In case anyone forgot over the last decade or so that Newt Gingrich is a grandiose egomaniac, this campaign has served as a helpful reminder. But know that isn't enough, of course-if you're a reporter, you have to explain it. In today's New York Times, an article explores the question of whether Newt has mellowed under the calming influence of advancing age and the fair Callista. Some evidence to the contrary comes here:
In Mr. Gingrich's voice was the sneer of the professor of American history he once was, and, it seemed, a glimpse of the Old Newt.
Ah yes, history professors, well known for their sneering.

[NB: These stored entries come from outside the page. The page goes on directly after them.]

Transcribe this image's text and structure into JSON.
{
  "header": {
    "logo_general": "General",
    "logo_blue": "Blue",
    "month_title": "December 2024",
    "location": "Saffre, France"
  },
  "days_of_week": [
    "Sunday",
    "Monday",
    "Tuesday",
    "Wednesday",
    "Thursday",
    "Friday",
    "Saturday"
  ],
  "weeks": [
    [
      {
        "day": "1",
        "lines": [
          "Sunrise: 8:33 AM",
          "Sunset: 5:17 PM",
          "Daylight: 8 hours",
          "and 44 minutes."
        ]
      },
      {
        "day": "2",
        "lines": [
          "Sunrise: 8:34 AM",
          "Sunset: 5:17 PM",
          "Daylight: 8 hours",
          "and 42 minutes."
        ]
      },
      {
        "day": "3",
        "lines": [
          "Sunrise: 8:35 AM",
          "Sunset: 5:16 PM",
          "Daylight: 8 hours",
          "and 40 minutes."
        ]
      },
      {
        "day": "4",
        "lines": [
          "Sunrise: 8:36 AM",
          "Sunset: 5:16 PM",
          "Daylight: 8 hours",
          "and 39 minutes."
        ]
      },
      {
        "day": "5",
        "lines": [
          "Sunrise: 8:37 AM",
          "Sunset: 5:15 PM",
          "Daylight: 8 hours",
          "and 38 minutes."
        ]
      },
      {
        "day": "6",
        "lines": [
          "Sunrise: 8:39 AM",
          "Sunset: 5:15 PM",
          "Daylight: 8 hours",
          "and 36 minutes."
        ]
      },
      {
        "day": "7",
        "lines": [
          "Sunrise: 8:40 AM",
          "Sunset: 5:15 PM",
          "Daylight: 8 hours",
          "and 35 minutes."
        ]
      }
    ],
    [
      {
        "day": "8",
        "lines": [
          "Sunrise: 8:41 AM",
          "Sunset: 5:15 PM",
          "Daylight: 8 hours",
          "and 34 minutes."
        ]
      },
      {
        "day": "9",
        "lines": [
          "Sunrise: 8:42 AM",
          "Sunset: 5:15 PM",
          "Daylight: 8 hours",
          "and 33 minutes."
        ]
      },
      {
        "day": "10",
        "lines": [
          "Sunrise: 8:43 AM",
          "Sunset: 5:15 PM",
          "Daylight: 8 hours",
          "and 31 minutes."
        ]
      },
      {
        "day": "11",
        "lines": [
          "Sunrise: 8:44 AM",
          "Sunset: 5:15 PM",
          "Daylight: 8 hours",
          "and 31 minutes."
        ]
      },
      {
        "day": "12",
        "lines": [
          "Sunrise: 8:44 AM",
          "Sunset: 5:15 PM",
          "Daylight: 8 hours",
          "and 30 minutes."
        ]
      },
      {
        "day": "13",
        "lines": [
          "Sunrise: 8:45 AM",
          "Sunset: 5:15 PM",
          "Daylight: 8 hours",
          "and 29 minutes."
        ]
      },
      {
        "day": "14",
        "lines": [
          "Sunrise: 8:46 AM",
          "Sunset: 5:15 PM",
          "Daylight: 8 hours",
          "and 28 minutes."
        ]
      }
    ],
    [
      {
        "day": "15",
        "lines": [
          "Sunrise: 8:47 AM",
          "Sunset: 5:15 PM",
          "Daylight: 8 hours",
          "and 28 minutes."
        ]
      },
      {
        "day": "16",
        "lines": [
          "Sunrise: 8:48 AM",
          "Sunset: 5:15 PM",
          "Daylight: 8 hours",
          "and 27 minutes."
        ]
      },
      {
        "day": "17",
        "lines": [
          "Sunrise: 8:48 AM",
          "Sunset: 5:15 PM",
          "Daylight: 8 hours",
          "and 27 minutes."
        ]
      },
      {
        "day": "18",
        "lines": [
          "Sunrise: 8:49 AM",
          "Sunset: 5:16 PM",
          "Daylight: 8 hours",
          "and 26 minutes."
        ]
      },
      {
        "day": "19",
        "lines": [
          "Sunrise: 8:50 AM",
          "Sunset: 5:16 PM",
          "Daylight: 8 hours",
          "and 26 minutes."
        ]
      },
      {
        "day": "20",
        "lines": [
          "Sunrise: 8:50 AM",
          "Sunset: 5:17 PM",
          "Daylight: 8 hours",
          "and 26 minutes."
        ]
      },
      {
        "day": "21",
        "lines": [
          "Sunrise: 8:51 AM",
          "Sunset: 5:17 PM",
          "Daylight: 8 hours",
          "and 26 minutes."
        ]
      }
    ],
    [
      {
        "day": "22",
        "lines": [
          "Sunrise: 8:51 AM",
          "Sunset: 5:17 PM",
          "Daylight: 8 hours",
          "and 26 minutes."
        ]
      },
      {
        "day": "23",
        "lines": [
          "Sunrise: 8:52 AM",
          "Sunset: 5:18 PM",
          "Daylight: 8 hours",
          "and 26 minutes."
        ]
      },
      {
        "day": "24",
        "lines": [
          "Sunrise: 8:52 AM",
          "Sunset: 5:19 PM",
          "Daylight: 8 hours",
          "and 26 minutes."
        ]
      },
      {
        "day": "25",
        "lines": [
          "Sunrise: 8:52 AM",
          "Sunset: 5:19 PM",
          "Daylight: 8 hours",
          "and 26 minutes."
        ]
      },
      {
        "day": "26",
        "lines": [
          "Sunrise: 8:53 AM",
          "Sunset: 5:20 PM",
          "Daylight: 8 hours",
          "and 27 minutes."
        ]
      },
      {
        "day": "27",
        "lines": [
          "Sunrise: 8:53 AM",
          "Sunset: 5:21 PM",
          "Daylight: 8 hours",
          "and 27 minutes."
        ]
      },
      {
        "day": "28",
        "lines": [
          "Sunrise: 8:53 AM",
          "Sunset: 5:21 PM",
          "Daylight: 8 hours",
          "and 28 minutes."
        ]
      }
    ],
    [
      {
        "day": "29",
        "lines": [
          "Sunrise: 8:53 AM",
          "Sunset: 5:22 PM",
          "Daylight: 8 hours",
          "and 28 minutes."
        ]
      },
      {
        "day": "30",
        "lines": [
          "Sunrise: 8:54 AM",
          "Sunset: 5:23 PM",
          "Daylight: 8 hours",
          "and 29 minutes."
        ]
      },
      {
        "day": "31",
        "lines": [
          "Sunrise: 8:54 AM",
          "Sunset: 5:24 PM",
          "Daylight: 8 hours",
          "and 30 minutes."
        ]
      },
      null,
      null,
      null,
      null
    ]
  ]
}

I guess the theory is as follows: 1) Newt Gingrich was once a history professor. 2) Newt Gingrich is a pompous jerk. 3) Newt Gingrich must be a pompous jerk because he was a history professor. This reminds me of a post Stephen Budiansky wrote a couple of weeks ago:
In fact, anyone who actually has met (say) a college professor knows that most are earnest, deeply knowledgeable in their field while cautious about the inherent limits of human knowledge, open to differing opinions while instinctively skeptical toward crackpot ideas. Of course there are exceptions but as a rule true scholarship leads to humility, not arrogance, and the recognition that most problems we face as individuals and societies are complex, involve usually difficult and imperfect trade-offs between equally worthy but incompatible goals, and that having one's own ideas challenged is a necessary ordeal on the road to truth. Real intellectuals, as opposed to hucksters, do not sign "Ph.D." after their name.
I have been perplexed for some time why Newt Gingrich is routinely acknowledged even by his bitter enemies within the Republican Party as a "genius," but the answer turns out is simple: he acts exactly like one of those obnoxious elitist intellectual know-it-alls that the right-wing no-nothings think is the hallmark of an intellectual. He is constantly reminding us of his doctorate in history; he routinely claims he understands issues more deeply than anyone else; he has made a career of denouncing or (when he had the authority) eliminating professional expertise that might challenge his own certain pronouncements; and he is a veritable fount of crackpot "big" ideas (mining minerals on the moon, protecting the United States from sci-fi doomsday scenarios, and "fundamentally transforming" everything as a first step to doing anything.
Budiansky is absolutely right-temperamentally, Gingrich is the opposite of the typical professor. Perhaps that's why he found academia insufficient to contain his expansive ambitions. History professors can make a positive impact on the world, but they won't utterly transform civilization in the way Newt believes he can.
Newt is who he is, not because of where he spent a few years in the 1970s, but because that's just who he is.